The magic of this space is that there is no one interpretation of it. While Kim may be able to to trace his travels, for me they offer a look back. Rocks, tied together with used cotton fabric, fall from the ceiling and onto the floor. I’m reminded instantly of a skeleton, tipped out in pieces on the kitchen table, and my father telling me and my siblings to reassemble it. A pre-dinner distraction while my mother cooked and my father read. A game. Elsewhere, a bundle of dried bamboo and rock. There was a creek we played at. It was across the road from my Nanna’s house. During school holidays we would go to the creek, play in the water, cut down the bamboo and, let’s be honest, probably hit each other with it under the pretence of a game. The memory feels calmer in the frame that Kim has made. It’s like he has distilled the essence of the adventure, the rocks from the creek, the bamboo growing in its banks, and left out the yelling, the laughing, though I can hear echoes of both as I stand before the work. The materials together invoke this memory, dream, thought. Separately, they would perhaps be a rock and bamboo. I have certainly seen rocks, and bamboo, and not been taken back to that park. But between them, the conversation between rock and bamboo, that is where the creek is, the memory.

Kim wants to put his audience in conversation with their bodies, and the materials in the gallery, drawing on our own experiences to interpret the work in a physical way, training ourselves to sit amongst these stories and feel them.

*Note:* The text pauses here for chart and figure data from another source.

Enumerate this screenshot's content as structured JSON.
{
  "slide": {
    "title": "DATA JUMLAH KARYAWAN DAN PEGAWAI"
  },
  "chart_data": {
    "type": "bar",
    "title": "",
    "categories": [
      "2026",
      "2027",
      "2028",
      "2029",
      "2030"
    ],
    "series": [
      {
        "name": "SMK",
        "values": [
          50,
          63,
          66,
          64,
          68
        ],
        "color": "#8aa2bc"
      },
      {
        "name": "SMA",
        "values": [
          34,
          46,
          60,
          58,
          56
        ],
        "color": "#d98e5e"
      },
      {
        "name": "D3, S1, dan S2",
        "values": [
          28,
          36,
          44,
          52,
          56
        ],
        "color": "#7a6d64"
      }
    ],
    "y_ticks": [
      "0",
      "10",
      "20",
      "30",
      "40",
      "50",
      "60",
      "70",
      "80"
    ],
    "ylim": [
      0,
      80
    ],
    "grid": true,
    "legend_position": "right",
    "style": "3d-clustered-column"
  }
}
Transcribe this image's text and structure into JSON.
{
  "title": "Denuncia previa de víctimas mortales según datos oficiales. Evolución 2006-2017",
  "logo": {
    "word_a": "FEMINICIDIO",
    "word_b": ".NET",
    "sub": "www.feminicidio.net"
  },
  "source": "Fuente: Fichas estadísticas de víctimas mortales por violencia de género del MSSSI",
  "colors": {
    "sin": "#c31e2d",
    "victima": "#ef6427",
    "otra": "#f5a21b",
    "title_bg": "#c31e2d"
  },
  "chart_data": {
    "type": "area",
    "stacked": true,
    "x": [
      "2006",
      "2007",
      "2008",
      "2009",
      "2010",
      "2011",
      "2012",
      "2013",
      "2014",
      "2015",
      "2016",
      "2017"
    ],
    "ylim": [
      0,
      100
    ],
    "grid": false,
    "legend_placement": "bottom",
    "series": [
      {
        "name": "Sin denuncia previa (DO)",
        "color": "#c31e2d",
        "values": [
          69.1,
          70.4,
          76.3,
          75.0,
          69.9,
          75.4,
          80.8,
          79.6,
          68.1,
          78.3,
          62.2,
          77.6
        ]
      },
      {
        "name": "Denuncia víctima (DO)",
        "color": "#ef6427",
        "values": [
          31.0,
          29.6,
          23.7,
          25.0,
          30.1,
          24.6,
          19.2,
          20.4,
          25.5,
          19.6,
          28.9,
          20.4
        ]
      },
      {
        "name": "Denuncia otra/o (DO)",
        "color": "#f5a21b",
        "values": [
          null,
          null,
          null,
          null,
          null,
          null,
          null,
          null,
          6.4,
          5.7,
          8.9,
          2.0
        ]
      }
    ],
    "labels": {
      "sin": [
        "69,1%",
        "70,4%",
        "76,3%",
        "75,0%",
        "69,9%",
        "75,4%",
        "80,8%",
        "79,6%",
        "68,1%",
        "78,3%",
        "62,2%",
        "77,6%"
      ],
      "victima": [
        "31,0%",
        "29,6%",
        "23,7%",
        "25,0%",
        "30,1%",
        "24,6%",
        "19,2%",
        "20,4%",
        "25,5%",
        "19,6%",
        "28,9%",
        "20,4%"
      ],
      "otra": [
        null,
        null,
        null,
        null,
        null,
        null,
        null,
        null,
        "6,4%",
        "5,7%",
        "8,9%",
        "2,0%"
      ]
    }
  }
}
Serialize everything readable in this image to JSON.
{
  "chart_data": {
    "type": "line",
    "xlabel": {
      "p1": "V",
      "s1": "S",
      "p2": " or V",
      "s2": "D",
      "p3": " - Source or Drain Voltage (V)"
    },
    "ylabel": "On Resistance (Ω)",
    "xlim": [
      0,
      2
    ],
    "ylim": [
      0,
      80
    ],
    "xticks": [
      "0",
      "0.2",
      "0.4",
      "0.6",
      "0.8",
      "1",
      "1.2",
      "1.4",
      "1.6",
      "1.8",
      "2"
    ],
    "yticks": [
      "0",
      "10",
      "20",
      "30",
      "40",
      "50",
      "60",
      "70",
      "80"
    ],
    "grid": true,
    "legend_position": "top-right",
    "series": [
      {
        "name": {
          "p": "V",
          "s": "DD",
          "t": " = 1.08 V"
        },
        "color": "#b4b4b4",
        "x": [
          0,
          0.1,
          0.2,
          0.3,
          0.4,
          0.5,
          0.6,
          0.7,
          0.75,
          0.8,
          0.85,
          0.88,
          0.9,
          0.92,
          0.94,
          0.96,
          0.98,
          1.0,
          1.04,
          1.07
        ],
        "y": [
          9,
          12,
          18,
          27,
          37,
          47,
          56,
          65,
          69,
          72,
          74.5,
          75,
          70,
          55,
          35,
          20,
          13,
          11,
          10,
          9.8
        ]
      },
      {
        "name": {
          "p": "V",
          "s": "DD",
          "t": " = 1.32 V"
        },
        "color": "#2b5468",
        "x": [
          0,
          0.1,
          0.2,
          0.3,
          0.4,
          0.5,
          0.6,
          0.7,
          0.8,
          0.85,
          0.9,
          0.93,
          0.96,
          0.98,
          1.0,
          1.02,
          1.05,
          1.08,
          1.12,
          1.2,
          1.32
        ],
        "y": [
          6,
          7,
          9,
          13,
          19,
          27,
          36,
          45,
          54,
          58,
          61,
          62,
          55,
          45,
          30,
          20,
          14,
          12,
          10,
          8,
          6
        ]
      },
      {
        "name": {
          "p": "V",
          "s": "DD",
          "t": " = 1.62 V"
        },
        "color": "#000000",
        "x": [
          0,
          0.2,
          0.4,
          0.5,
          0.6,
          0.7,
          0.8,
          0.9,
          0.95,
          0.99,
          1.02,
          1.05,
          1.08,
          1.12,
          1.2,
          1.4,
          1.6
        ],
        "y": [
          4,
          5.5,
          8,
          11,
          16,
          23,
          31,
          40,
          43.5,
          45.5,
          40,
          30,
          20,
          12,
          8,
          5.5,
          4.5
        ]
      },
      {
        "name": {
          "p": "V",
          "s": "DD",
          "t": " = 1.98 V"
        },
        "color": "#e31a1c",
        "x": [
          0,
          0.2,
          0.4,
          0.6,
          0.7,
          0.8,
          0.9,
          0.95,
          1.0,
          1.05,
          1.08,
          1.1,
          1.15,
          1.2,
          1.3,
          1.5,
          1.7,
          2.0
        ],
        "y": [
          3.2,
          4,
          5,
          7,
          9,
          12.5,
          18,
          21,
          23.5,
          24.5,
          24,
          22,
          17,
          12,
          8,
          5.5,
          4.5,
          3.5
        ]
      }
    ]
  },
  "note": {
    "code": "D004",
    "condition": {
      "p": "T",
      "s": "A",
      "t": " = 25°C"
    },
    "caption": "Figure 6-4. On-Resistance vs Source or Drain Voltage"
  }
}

Not to repeat what we all already know, but we are living in uncertain times. In this space, carefully constructed and installed by Kim through both research and happy accidents, perhaps we find not what he wants to tell us, but what we are ready to hear. It may be happy, sad, tense, relaxed, or any feeling in-between, but it is us as individuals who are reflected in these walls.

Read full essay +

Meet the artists & curators

Jonathan Kim was born and raised in South Korea and spent most of his 20s in China and 30s in Australia. Like his nomadic life, Kim’s art contains various cultural elements. Kim’s core research places a deep importance on the relationship between a medium and its environmental factors, named as Gong-gan-seong (spatiality), which has been inspired by Korean artist Lee Ufan’s philosophy of Man-nam (Encounter).

Kim was awarded the Constance Gordon-Johnson Sculpture Prize and Linden New Art Award. Kim completed the British School at Rome Residency and Sauerbier House Culture Exchange Artist in Residence and currently works at the ACE Open studio.

Eleanor is an Adelaide-based independent curator and writer. From 2013 – 2019 she was the Visual Arts Program Curator at Country Arts SA, and before that the Visual Arts Coordinator at Tandanya – National Aboriginal Cultural Institute from 2011 – 2013. She has previously held volunteer roles including co-director of FELTspace ARI. She graduated with a Masters in Curatorial and Museum Studies from the University of Adelaide in 2012, and is the current Chair of the Art History and Curatorship Alumni Network, which supports graduates with networking and professional development opportunities. She is a Board member at ACE Open and spent five weeks in Venice in 2015 working in the Australian Pavilion at the Biennale. In 2018 she received a Darling Travel Grant, which saw her travel to the UK and Italy to research community engagement strategies in contemporary art spaces.

Scicchitano’s curatorial practice commonly involves working with artists to explore identity and the body, and the way in which the body is used as a vehicle in contemporary art to challenge and explore who they are. In 2017 she presented I’m a feminist but… at Praxis Artspace, Adelaide, as part of FRAN Fest 2017. It was represented in the Walkway Gallery, Bordertown in 2018. She has previously curated exhibitions at the Contemporary Art Centre of South Australia, the Australia Experimental Art Foundation, Canberra Contemporary Art Space, FELTspace ARI and Artbank, Sydney.